Several seafood product types were included in the list of items subject to lower tariffs, according to the official tariff-reduction list released in “Announcement 227” from the State Council, which listed 859 commodities that would see tariff cuts.
China’s import taxes on frozen herring and frozen cod were cut from 5 percent to 2 percent, while the tariffs on frozen crab and ribbonfish were lowered from 7 percent to 5 percent.
A range of tuna categories (yellowfin, bigeye and long-fin) also received a reduction, moving from 7 percent to 6 percent tariff rates.
Frozen cod was cut from 7 percent to 5 percent, and the rate on “frozen narrow cod” has been trimmed from 7 percent to 2 percent.
Greenland flounder (the Mandarin word is interchangeable with flatfish and sole) has seen its rate cut from 7 percent to 5 percent, and the category “frozen flounder” has been cut from 7 percent to 2 percent.

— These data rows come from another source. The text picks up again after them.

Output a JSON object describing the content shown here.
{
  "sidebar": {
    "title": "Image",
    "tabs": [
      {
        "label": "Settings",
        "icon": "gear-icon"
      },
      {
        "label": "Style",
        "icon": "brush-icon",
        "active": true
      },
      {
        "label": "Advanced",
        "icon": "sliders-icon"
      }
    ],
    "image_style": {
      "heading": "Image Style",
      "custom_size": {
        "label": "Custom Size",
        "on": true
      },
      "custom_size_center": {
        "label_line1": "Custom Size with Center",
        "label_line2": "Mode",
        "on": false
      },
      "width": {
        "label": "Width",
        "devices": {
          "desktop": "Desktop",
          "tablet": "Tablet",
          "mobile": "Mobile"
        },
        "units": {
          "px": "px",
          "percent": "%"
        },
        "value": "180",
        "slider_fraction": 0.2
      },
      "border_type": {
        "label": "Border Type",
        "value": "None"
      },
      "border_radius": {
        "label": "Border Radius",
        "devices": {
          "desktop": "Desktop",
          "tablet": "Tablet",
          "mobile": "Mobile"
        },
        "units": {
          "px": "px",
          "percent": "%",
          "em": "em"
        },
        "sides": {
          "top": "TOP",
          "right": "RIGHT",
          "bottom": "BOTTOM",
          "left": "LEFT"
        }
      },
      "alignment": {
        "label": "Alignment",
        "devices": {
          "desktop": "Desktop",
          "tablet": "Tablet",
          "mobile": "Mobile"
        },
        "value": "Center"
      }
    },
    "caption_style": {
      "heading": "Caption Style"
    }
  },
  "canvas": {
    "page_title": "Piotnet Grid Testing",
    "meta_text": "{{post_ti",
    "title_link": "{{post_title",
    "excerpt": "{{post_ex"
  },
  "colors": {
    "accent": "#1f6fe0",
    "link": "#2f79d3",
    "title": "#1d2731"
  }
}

There’s also been a significant drop for live, chilled and frozen abalone, from 10 to 7 percent, and on “long-sized Northern shrimp” and “small frozen shrimp” from 5 percent to 2 percent.
Tariffs on the category of “improved breeding” varieties of whale and dolphin and manatee from 10 percent to zero percent.
As it has done in the past, China is using cuts in tariffs as a means of controlling inflation on food items – tariffs on imported pork has been cut from 12 percent to 8 percent in the latest round of cuts. It’s also using the new round of cuts as a stimulant for consumption spending, though seafood is additionally subject to taxes at the retail and restaurant level in China.